Here’s a back view for both of us. You can see what I mean about getting some blousing in the bodice of my dress. It seems to like to work it’s way up, especially after I lift my arms, and needs to be pulled back down occasionally. I really should train one of the boys in some photography assisting skills, so they can point out stuff like that for me during photo sessions and I can fix it before the pictures are snapped. Romeo was the one taking the pics here, so he was too worried about working the camera to be worried about clothing details. The camera did not want to keep the busy print of the dresses in focus, so Romeo had his work cut out for him.

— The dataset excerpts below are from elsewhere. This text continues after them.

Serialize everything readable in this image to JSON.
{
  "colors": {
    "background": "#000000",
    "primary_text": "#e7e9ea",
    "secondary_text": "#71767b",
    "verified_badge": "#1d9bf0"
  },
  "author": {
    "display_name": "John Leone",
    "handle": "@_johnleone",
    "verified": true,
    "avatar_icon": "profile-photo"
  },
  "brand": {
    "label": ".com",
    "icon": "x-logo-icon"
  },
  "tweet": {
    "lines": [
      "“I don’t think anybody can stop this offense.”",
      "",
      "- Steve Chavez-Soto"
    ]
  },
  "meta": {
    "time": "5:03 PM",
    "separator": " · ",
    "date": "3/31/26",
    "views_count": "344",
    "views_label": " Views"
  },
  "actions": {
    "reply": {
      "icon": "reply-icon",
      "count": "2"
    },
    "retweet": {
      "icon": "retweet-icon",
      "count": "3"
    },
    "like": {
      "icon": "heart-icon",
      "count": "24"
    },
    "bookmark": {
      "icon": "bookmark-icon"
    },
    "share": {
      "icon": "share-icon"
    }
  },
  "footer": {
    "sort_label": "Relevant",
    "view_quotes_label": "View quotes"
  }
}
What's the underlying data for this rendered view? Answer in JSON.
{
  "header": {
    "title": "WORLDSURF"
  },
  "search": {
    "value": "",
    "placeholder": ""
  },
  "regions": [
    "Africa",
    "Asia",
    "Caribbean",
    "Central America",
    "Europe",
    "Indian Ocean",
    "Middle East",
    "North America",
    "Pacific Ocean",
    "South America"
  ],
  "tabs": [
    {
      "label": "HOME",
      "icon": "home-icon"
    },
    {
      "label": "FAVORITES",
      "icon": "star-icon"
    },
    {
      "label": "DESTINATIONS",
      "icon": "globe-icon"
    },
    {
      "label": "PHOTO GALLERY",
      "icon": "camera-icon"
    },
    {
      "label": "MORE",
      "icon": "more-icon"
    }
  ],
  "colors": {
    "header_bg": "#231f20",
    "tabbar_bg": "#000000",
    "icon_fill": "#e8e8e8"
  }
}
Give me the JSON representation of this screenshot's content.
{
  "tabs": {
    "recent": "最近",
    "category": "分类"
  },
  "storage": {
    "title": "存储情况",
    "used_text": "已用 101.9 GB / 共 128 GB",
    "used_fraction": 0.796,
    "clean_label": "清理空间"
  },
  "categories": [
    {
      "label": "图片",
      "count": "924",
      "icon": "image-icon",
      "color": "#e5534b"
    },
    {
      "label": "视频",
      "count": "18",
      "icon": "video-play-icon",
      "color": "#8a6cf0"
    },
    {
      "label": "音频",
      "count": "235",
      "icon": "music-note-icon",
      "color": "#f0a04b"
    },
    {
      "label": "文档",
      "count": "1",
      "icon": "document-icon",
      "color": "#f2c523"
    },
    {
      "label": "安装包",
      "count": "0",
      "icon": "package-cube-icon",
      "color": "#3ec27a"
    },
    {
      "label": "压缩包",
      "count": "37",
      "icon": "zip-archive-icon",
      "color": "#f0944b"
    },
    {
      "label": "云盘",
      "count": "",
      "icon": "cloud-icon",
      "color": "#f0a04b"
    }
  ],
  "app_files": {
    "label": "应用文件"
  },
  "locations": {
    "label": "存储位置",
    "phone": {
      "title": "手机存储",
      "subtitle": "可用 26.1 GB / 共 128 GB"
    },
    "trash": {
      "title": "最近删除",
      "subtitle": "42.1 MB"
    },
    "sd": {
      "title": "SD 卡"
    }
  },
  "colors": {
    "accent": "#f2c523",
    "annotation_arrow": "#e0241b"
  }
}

I did take some detail shots while I was making this dress. Most of my in-progress sewing pics get posted on Instagram where I have the account handle @carihomemaker. The skirt of my dress has a nifty feature where the pattern was cut with enough width to include a pleat that falls over the zipper. I thought this seemed unusual, since most dresses with pleats that I’ve encountered just stop the pleats in the zipper area. I’m thinking I didn’t really follow the pattern instructions as far as what to do with that pleat, but here’s a 15 second video (originally posted on Instagram) that shows the finished waist seam detail and how the pleat covers the side-seam zipper on my dress. (Warning: Just in case you click play somewhere where you’re trying to be quiet, I am talking in the video.)
One last picture of both of us together. We really coordinate well with the living room.
Stash-busting stats: 17 projects this year. 48 1/2 yards.